The European Super League has been a model for bad management and communications.
I cannot think of the last time I watched a football game. Maybe when I was growing up, and my Dad dragged me to a local Aston Villa game.
And yet, despite that, I haven't been able to pull my eyes away from the European Super League (ESL) fiasco. In fact, I actually stayed up late to watch Match of the Day on BBC last week for the first time ever.
But the more I think about it, the more the debacle becomes an instructive lesson in the importance of getting stakeholder engagement right. And the risks of getting it wrong.
People do not like change
The key lesson that every entrepreneur ultimately learns is that people do not like change. In fact, more often than not, they absolutely loath it.
Employees, suppliers, customers, investors, and other stakeholders like certainty and stability. People quickly become habituated to how things work and operate. As a result, suddenly changing things can create frustration, annoyance, and cognitive dissonance.
This is the case even if the change is actually in the best interests of everyone involved. A classic example from business history is the launch of New Coke in 1985.

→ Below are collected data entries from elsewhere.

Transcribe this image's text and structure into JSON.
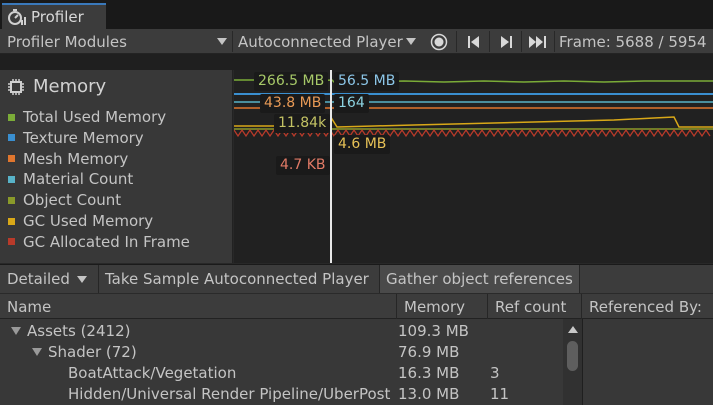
{
  "window": {
    "tab_title": "Profiler"
  },
  "toolbar": {
    "modules_label": "Profiler Modules",
    "target_label": "Autoconnected Player",
    "frame_label": "Frame: 5688 / 5954"
  },
  "legend": {
    "title": "Memory",
    "items": [
      {
        "label": "Total Used Memory",
        "color": "#7bac38"
      },
      {
        "label": "Texture Memory",
        "color": "#3a8fd0"
      },
      {
        "label": "Mesh Memory",
        "color": "#e0762e"
      },
      {
        "label": "Material Count",
        "color": "#58b3c8"
      },
      {
        "label": "Object Count",
        "color": "#8a9a2a"
      },
      {
        "label": "GC Used Memory",
        "color": "#d9a818"
      },
      {
        "label": "GC Allocated In Frame",
        "color": "#b83a2a"
      }
    ]
  },
  "chart_tooltips": {
    "total_used": "266.5 MB",
    "texture": "56.5 MB",
    "mesh": "43.8 MB",
    "material": "164",
    "object_count": "11.84k",
    "gc_used": "4.6 MB",
    "gc_alloc": "4.7 KB"
  },
  "bottom_toolbar": {
    "view_mode": "Detailed",
    "take_sample": "Take Sample Autoconnected Player",
    "gather": "Gather object references"
  },
  "columns": {
    "name": "Name",
    "memory": "Memory",
    "ref_count": "Ref count",
    "referenced_by": "Referenced By:"
  },
  "tree_rows": [
    {
      "name": "Assets (2412)",
      "memory": "109.3 MB",
      "ref": ""
    },
    {
      "name": "Shader (72)",
      "memory": "76.9 MB",
      "ref": ""
    },
    {
      "name": "BoatAttack/Vegetation",
      "memory": "16.3 MB",
      "ref": "3"
    },
    {
      "name": "Hidden/Universal Render Pipeline/UberPost",
      "memory": "13.0 MB",
      "ref": "11"
    }
  ]
}
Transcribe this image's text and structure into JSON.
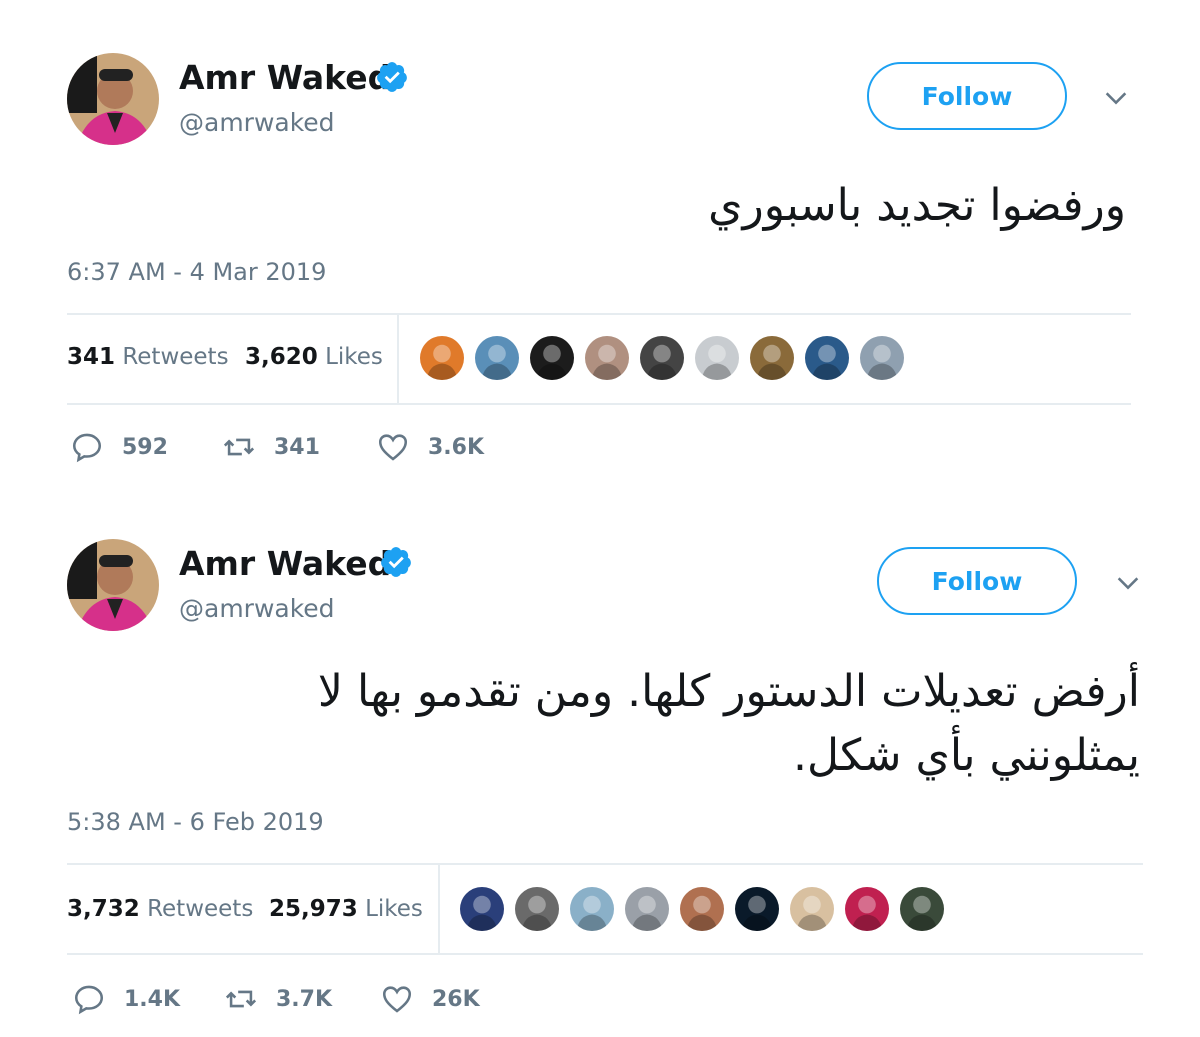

Confronted with the fact that in a blind taste test many customers preferred Pepsi, in the 1980s, Coca-Cola changed its long-standing, well-established recipe for its cola, launching New Coke with huge marketing fanfare.
Based on years of testing, the New Coke recipe performed better than Pepsi in blind taste tests. So how was it received in the marketplace?
Absolutely terribly. It became a public humiliation for the company, with the new recipe eventually being renamed Coke II in 1992 and eventually being discontinued in 1992.
People like what they expect
The failure was not the result of a poorly-formed recipe but because, when people were buying Coke, they had come to expect a certain taste. And when people tasted the new formulation, it simply didn't sit well with their expectations. Even if it tasted better, it wasn't Coke.
This business case study came to mind while I was watching the ESL scandal. Is a new Super League a good idea? It is entirely possible. For example, on the positive side, it provides fans with more high-action headline games. There may be other merits too.
But that is beside the point because it is not what fans have come to expect from football leagues. Fans expect clubs to face the risk of being relegated. Fans expect the big clubs to play the smaller clubs. So regardless of the merits the new ESL, fans, players, and other people simply dismissed it as not being 'real football'.
At this point, the war is usually lost; the narrative has been set and further coverage just reinforces this account. The more customers, employees, investors, and others read, the more they convince themselves that the original decision was a bad one. At this point, companies cannot get stakeholders to look at the situation afresh.
The ESL shows this process in real-time. First, people attacked the idea. Next, people attacked the clubs. And, finally, people started attacking the owners of the clubs themselves.
This is not a surprise seeing as, apparently, 83% of people say they will seek to personalise attacks on companies. This must have been incredibly frustrating for the club owners.
Changes need time
The real lesson is that radical changes should never come as a surprise. Executives need to take the time to discuss new concepts, radical changes, and shifts in strategic direction with stakeholders first.
For example, this might mean floating an idea, running it past different people for their comments, or even running a formal consultation process.
This lesson is critical given the proportion of strategic changes and company reorganisations that go poorly. For example, according to Gartner, the average big business will have undergone five firmwide changes over the last three years and, yet, half of these will have failed.
Understandably companies do not like sharing their strategies openly in advance. On one hand, many entrepreneurs and company owners feel like it's their prerogative to make business changes on their own terms. On the other hand, they might worry that it will give their competitors an unfair advantage.
But there are a number of significant merits to being open about changes as early as possible. Firstly, the time that a consultation process takes generally gives stakeholders the time to grapple with the idea in an environment where they do not feel like the change is being forced on them from the outside.
This also gives companies the opportunity to listen openly to feedback, comments, and concerns, and even potentially update their proposals in response to these challenges.
Secondly, this process is helpful is because it gives companies visibility of the countervailing arguments that may be thrown at them, meaning that they can reflect on these arguments and, hopefully, develop their own convincing responses.
But finally, and most importantly, this process provides companies with a completely open-ended period of time to convince stakeholders in a non-threatening way; they don't have to convince stakeholders quickly nor, generally, will this process have a time limit.
If all goes well, stakeholders may convince themselves of the change, coming to see the merits over time.
This is not to say that floating the idea of the ESL first would have solved all of the proposed Super League's problems, but it is certainly the case that launching the idea into the public domain suddenly and unexpectedly made it much more difficult for them.
And in the case of radical, significant change companies need to do everything they can to maximise their chances of success.
Sharon Fishburne is managing director of Sharon Fishburne Consultancy.